General Motors Co. became the first U.S. auto maker to close a factory because of the crisis in Japan. Boeing was also trying to determine how to deal with possible airplane-parts shortages from suppliers in Japan, as nearly one-third of the company’s new 787 Dreamliner come from dozens of Japanese suppliers. In Taiwan, NanYa Printed Circuit Board Co., which reportedly relied on Mitsubishi Gas Chemical of Japan for half of its BT resin supply, tried to seek new sources. In Europe, Volvo Cars, a subsidiary of Zhejiang Geely Holding Group of China, reported that auto parts supplied from Japan can only last for a week and that unless the company can acquire more parts soon, production would be hit significantly. World-wide, companies slowed production or searched for new suppliers to avoid running out of components for which Japan dominates the market.

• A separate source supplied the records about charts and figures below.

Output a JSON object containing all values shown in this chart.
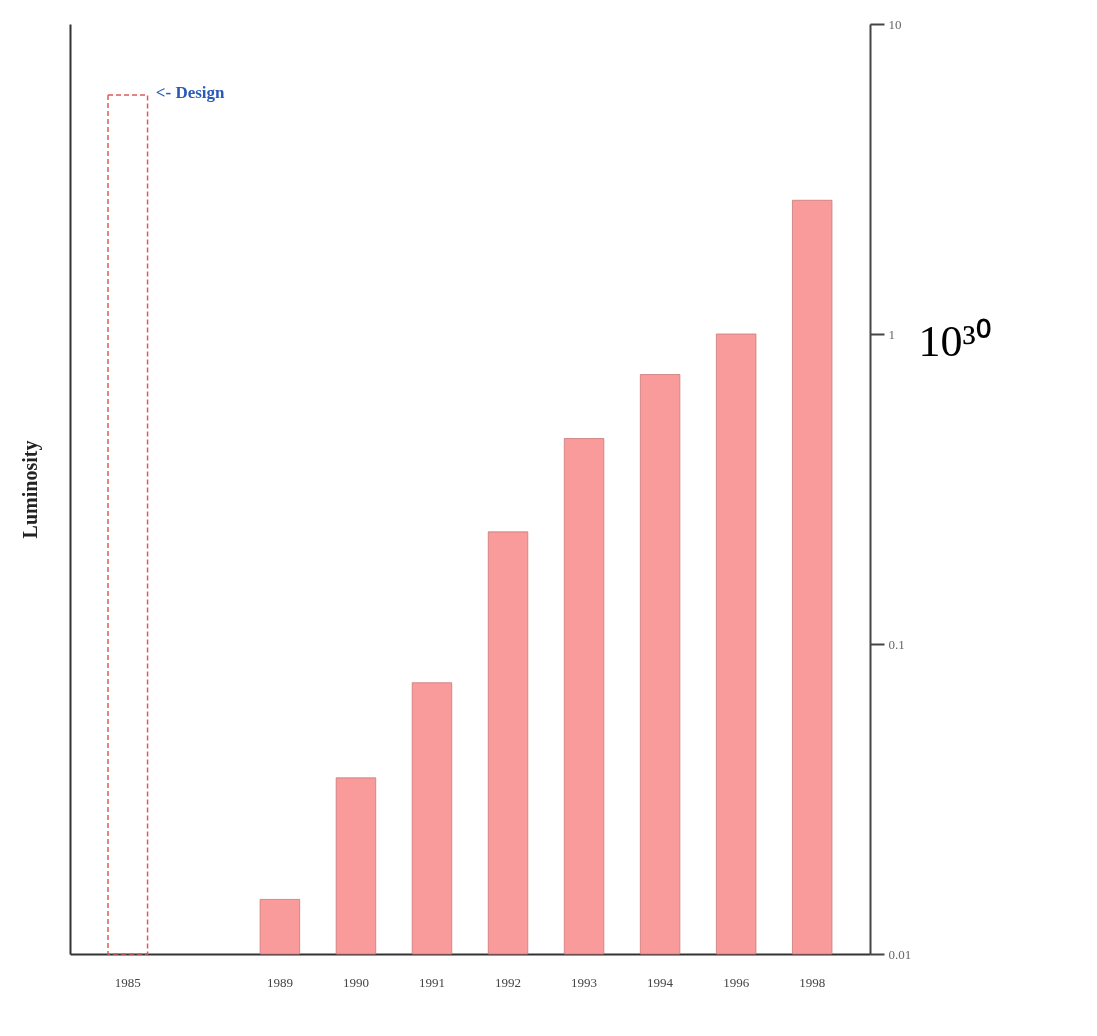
{
  "chart_data": {
    "type": "bar",
    "ylabel": "Luminosity",
    "categories": [
      "1985",
      null,
      "1989",
      "1990",
      "1991",
      "1992",
      "1993",
      "1994",
      "1996",
      "1998"
    ],
    "series": [
      {
        "color": "#e05a5a",
        "line_style": "dashed",
        "values": [
          5.9,
          null,
          null,
          null,
          null,
          null,
          null,
          null,
          null,
          null
        ]
      },
      {
        "color": "#f99b9b",
        "values": [
          null,
          null,
          0.015,
          0.037,
          0.075,
          0.23,
          0.46,
          0.74,
          1.0,
          2.7
        ]
      }
    ],
    "ylim": [
      0.01,
      10
    ],
    "yticks": [
      0.01,
      0.1,
      1,
      10
    ],
    "log": true,
    "grid": false,
    "annotations": [
      "10³⁰",
      {
        "text": "<- Design",
        "x": "1985",
        "y": 5.9
      }
    ]
  }
}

Japan’s disaster reminds once again the urgent needs for effective risk management in today’s global supply chains. In the past decades, companies have experienced remarkable success achieved through a variety of methods to reduce costs and lead-time, optimize supply base, reduce inventory required, increase plant utilization and productivity, and improve quality. On the one hand, reducing the number of suppliers help to reduce “waste” and streamline operations. On the other hand, it could also create problems if unexpected events happen in the supply chain network. Normal operations could be halted by risk and disruption and it takes time for the affected system to recover if there was no preparation or precaution. Natural disasters, terrorist attacks, political instability, and social movement-caused supply chain risk and uncertainty have significant increased in recent years. Companies that experienced supply chain glitches suffer from declining operational and financial performance and eroding stock value (Hendricks & Singhal, 2005).